The pandemic’s impact on the aviation industry will likely be felt for years to come. Among the setbacks for students in the Aviation Program at Eastern Kentucky University (EKU) has been a sharp decline in in the availability of internships at airports and airlines around the country. This spring, however, many of those opportunities have returned and students have been quick to take advantage.

“I joined the LRAA team at the perfect time,” says Seth Hylton, a senior Aerospace Management student and intern with the Louisville Regional Airport Authority which operations both Louisville Muhammed Ali International Airport and Bowman Field. “This internship will help me bridge the gap between my education and career goals.”

Hylton now works alongside several other EKU Aviation graduates in Louisville, much like another classmate of his just sixty miles to the east in Lexington. Nolan Francis, also a senior studying Aerospace Management, started his internship with Blue Grass Airport earlier this semester.

Francis and Hylton

“When you’re surrounded by other people who are motivated in this career, it motivates you,” said Francis. “I’m now working with people who I met on campus just a couple of years ago. Everybody knows everybody in this industry, especially around here” 

Both Hylton and Francis work for the operations departments at their respective airports, helping oversee major projects, ensure compliance with federal regulations, and assist customers with a variety of issues in what they both described as a “fast-paced and constantly-changing” environment.

In the case of Blue Grass Airport, more than 35 EKU students and recent graduates currently work at the facility in a variety of positions beyond just the internship itself. According to Francis, that’s no coincidence and networking as a student is the best way to get connected.

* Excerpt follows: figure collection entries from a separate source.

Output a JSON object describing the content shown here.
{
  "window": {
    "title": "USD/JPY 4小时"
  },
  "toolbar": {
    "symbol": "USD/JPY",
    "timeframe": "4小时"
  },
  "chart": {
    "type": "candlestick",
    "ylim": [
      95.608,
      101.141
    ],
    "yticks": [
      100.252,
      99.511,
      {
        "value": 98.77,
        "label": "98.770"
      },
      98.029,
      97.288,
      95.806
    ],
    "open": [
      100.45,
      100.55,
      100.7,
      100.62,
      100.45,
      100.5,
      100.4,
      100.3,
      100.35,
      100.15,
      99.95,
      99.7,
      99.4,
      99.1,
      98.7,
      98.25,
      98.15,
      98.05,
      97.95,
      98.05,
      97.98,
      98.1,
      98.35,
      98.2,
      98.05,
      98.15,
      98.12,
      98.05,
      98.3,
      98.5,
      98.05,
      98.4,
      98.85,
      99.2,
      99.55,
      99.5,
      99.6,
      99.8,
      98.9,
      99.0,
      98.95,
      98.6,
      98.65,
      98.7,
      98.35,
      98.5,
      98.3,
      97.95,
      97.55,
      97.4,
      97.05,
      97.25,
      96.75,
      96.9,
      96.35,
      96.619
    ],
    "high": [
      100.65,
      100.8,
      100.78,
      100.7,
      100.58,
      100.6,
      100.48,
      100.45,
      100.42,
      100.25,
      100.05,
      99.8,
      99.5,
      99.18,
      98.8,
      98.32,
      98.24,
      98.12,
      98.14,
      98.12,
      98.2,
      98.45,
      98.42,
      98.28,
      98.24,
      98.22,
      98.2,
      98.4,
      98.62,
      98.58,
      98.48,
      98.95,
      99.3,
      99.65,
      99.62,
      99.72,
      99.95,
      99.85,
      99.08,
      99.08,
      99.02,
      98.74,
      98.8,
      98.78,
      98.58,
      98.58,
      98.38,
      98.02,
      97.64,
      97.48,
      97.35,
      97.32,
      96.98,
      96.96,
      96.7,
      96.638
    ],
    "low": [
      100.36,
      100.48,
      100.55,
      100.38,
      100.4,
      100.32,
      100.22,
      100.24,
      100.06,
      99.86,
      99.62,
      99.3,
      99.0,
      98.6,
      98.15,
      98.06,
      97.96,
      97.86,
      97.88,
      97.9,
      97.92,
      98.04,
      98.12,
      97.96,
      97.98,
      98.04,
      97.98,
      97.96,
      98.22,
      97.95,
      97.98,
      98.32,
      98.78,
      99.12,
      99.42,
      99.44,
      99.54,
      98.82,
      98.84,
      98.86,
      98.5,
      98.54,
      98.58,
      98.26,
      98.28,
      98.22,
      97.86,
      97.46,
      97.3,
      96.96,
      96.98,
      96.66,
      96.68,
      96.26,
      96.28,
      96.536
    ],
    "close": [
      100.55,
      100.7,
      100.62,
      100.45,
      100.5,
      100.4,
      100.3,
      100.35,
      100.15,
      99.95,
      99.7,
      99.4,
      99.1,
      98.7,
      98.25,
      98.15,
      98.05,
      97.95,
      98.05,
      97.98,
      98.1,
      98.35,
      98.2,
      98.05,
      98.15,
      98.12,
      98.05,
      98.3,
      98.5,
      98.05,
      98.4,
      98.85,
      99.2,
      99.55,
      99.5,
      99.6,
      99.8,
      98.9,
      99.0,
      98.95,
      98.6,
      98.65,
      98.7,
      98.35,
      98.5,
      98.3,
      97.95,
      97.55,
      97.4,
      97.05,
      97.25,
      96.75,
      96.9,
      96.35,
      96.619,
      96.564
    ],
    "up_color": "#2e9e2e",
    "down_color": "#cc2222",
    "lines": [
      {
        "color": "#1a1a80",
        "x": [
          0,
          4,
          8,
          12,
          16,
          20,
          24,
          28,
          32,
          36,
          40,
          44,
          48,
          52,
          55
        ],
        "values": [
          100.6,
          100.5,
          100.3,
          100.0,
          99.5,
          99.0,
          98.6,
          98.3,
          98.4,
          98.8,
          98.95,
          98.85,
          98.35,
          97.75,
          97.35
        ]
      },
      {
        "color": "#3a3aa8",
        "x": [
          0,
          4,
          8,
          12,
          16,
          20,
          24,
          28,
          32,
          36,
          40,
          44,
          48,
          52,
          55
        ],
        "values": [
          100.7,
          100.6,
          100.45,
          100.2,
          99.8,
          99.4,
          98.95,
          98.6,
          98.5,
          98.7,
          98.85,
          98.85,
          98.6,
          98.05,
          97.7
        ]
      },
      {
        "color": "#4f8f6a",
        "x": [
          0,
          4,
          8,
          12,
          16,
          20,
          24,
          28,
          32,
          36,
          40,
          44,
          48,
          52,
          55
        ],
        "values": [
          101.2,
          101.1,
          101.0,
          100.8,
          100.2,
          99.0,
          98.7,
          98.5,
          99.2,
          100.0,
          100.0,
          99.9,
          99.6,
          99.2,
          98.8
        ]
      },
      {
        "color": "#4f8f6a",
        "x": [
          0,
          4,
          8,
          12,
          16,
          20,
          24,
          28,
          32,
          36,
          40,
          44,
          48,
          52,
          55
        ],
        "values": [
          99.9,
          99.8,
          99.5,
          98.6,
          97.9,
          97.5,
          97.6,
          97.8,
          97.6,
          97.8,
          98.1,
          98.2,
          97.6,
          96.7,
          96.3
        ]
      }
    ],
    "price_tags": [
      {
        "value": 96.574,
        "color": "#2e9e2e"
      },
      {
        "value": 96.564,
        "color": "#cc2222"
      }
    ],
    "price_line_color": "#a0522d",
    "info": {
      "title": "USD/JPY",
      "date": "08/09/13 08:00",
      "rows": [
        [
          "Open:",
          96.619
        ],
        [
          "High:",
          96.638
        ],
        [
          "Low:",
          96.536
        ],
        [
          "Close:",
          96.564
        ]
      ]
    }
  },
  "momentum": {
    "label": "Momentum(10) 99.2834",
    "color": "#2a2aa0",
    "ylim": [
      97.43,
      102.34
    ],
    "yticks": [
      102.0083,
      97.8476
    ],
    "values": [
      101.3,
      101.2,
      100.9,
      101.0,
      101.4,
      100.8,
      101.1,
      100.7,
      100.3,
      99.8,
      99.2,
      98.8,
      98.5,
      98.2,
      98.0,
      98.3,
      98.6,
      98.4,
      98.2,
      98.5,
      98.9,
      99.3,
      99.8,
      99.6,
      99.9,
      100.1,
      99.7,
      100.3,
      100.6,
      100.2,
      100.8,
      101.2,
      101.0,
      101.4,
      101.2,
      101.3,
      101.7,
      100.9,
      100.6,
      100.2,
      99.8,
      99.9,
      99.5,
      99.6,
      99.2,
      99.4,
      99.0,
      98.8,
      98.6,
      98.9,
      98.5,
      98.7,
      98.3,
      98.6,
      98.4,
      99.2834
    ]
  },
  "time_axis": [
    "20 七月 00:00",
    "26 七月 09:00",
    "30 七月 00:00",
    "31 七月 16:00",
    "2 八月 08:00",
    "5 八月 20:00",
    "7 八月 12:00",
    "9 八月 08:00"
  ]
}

“Every day on campus or in your current job is an interview for what’s next. Take every opportunity you can to meet people, job shadow, go on trips, or whatever else you can to get your name out there. You never know when you might get that opportunity that changes everything,” he said. “You don’t want to look back thinking you missed out.”

Hylton echoed that sentiment and went on to suggest that timing can be critical.

“Networking begins the minute you start at EKU,” he advised. “Your relationships and reputation are key to advancing your career.”

Both students hope to continue their careers in airport operations following graduation, with Hylton completing his degree in May and Francis following in December.

“Nolan and Seth have done a tremendous job setting themselves up for success,” said Kyle Knezevich, a faculty member with the Aviation Program who oversees co-ops and internships. “I think a lot of our students will be following in their footsteps in the months ahead.”

Knezevich noted that prior to the pandemic, the Aviation Program averaged around eight students per semester in co-op and internship positions around the country. Many of those students work at the Central Kentucky Regional Airport, home to EKU’s flight training operations, but some have traveled as far as Jacksonville and San Diego.

“The numbers are coming back across the board,” he added. “Our partnerships, like those with Lexington and Louisville, are unique across the country. That’s what sets us apart and we are excited to keep building on that.”